A cópia recém-descoberta foi parar em Buenos Aires através da distribuidora argentina Terra, em 1928. Logo depois, um crítico de cinema adquiriu-a para seu arquivo pessoal, onde ela ficou guardada até a década de 1960.
Longo trajeto da cópia perdida
Com a venda dos rolos do filme ao Fundo Nacional das Artes da Argentina, a versão original de Metrópolis chegou a uma instituição pública, mas ninguém suspeitava de sua importância.

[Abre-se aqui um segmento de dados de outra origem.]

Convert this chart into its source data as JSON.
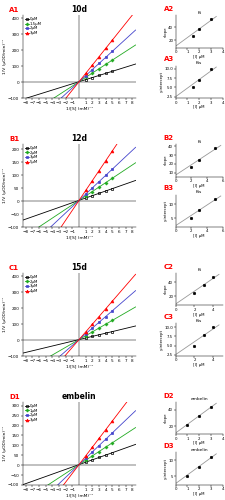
{
  "rows": [
    {
      "label1": "A1",
      "label2": "A2",
      "label3": "A3",
      "title": "10d",
      "legend": [
        "0μM",
        "1.5μM",
        "2μM",
        "3μM"
      ],
      "colors": [
        "black",
        "#22aa22",
        "#4444cc",
        "red"
      ],
      "lw_xlim": [
        -8.5,
        8.5
      ],
      "lw_ylim": [
        -100,
        420
      ],
      "lw_ylabel": "1/V (μOD/min)⁻¹",
      "lw_xlabel": "1/[S] (mM)⁻¹",
      "slopes": [
        13,
        27,
        38,
        52
      ],
      "intercepts": [
        3,
        3,
        3,
        3
      ],
      "data_x": [
        1,
        2,
        3,
        4,
        5
      ],
      "ki_title": "Ki",
      "kis_title": "Kis",
      "ki_conc": [
        0,
        1.5,
        2,
        3
      ],
      "ki_slope_vals": [
        13,
        27,
        38,
        52
      ],
      "kis_intercept_vals": [
        3,
        5,
        7,
        10
      ],
      "small_xlim": [
        0,
        4
      ],
      "small_xlabel": "[I] μM"
    },
    {
      "label1": "B1",
      "label2": "B2",
      "label3": "B3",
      "title": "12d",
      "legend": [
        "0μM",
        "2μM",
        "3μM",
        "5μM"
      ],
      "colors": [
        "black",
        "#22aa22",
        "#4444cc",
        "red"
      ],
      "lw_xlim": [
        -8.5,
        8.5
      ],
      "lw_ylim": [
        -100,
        220
      ],
      "lw_ylabel": "1/V (μOD/min)⁻¹",
      "lw_xlabel": "1/[S] (mM)⁻¹",
      "slopes": [
        9,
        17,
        24,
        38
      ],
      "intercepts": [
        3,
        3,
        3,
        3
      ],
      "data_x": [
        1,
        2,
        3,
        4,
        5
      ],
      "ki_title": "Ki",
      "kis_title": "Kis",
      "ki_conc": [
        0,
        2,
        3,
        5
      ],
      "ki_slope_vals": [
        9,
        17,
        24,
        38
      ],
      "kis_intercept_vals": [
        3,
        5,
        8,
        12
      ],
      "small_xlim": [
        0,
        6
      ],
      "small_xlabel": "[I] μM"
    },
    {
      "label1": "C1",
      "label2": "C2",
      "label3": "C3",
      "title": "15d",
      "legend": [
        "0μM",
        "2μM",
        "3μM",
        "4μM"
      ],
      "colors": [
        "black",
        "#22aa22",
        "#4444cc",
        "red"
      ],
      "lw_xlim": [
        -8.5,
        8.5
      ],
      "lw_ylim": [
        -100,
        420
      ],
      "lw_ylabel": "1/V (μOD/min)⁻¹",
      "lw_xlabel": "1/[S] (mM)⁻¹",
      "slopes": [
        10,
        24,
        36,
        48
      ],
      "intercepts": [
        3,
        3,
        3,
        3
      ],
      "data_x": [
        1,
        2,
        3,
        4,
        5
      ],
      "ki_title": "Ki",
      "kis_title": "Kis",
      "ki_conc": [
        0,
        2,
        3,
        4
      ],
      "ki_slope_vals": [
        10,
        24,
        36,
        48
      ],
      "kis_intercept_vals": [
        3,
        5,
        8,
        10
      ],
      "small_xlim": [
        0,
        5
      ],
      "small_xlabel": "[I] μM"
    },
    {
      "label1": "D1",
      "label2": "D2",
      "label3": "D3",
      "title": "embelin",
      "legend": [
        "0μM",
        "1μM",
        "2μM",
        "3μM"
      ],
      "colors": [
        "black",
        "#22aa22",
        "#4444cc",
        "red"
      ],
      "lw_xlim": [
        -8.5,
        8.5
      ],
      "lw_ylim": [
        -100,
        320
      ],
      "lw_ylabel": "1/V (μOD/min)⁻¹",
      "lw_xlabel": "1/[S] (mM)⁻¹",
      "slopes": [
        12,
        22,
        32,
        44
      ],
      "intercepts": [
        3,
        3,
        3,
        3
      ],
      "data_x": [
        1,
        2,
        3,
        4,
        5
      ],
      "ki_title": "embelin",
      "kis_title": "embelin",
      "ki_conc": [
        0,
        1,
        2,
        3
      ],
      "ki_slope_vals": [
        12,
        22,
        32,
        44
      ],
      "kis_intercept_vals": [
        3,
        5,
        8,
        11
      ],
      "small_xlim": [
        0,
        4
      ],
      "small_xlabel": "[I] μM"
    }
  ],
  "bg_color": "#ffffff",
  "markers_lw": [
    "s",
    "P",
    "s",
    "^"
  ],
  "markers_fill": [
    false,
    true,
    true,
    true
  ]
}
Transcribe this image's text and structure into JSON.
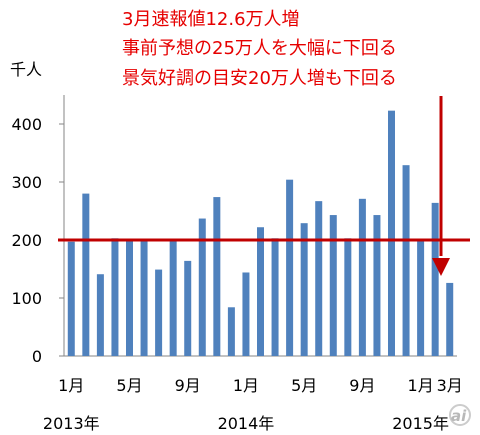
{
  "chart_data": {
    "type": "bar",
    "ylabel": "千人",
    "ylim": [
      0,
      450
    ],
    "yticks": [
      0,
      100,
      200,
      300,
      400
    ],
    "months": [
      "2013-01",
      "2013-02",
      "2013-03",
      "2013-04",
      "2013-05",
      "2013-06",
      "2013-07",
      "2013-08",
      "2013-09",
      "2013-10",
      "2013-11",
      "2013-12",
      "2014-01",
      "2014-02",
      "2014-03",
      "2014-04",
      "2014-05",
      "2014-06",
      "2014-07",
      "2014-08",
      "2014-09",
      "2014-10",
      "2014-11",
      "2014-12",
      "2015-01",
      "2015-02",
      "2015-03"
    ],
    "values": [
      197,
      280,
      141,
      203,
      199,
      201,
      149,
      202,
      164,
      237,
      274,
      84,
      144,
      222,
      203,
      304,
      229,
      267,
      243,
      203,
      271,
      243,
      423,
      329,
      201,
      264,
      126
    ],
    "month_labels": [
      "1月",
      "5月",
      "9月",
      "1月",
      "5月",
      "9月",
      "1月",
      "3月"
    ],
    "year_labels": [
      "2013年",
      "2014年",
      "2015年"
    ],
    "reference_value": 200,
    "annotations": [
      "3月速報値12.6万人増",
      "事前予想の25万人を大幅に下回る",
      "景気好調の目安20万人増も下回る"
    ],
    "bar_color": "#4f81bd",
    "line_color": "#c00000",
    "text_color": "#e60000",
    "grid": false
  },
  "watermark": "ai"
}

Em 1992, os rolos foram incorporados à coleção do Museo del Cine, cuja direção foi assumida por Paula Félix-Didier em janeiro passado. Seu ex-marido, diretor do departamento de cinema do Museu de Arte Latino-Americano, foi quem aventou a hipótese de tratar-se de uma cópia desconhecida de Metrópolis, após ter ouvido o diretor de um cineclube dizer quanto tempo a projeção do filme havia durado. Ao assistirem a essa versão, Félix-Didier e seu ex-marido descobriram cenas desconhecidas até então.
A película do Metrópolis reencontrado está arranhada e, após 80 anos, carece de restauração. Mas os especialistas garantiram que todas as cenas ainda estão perfeitamente visíveis.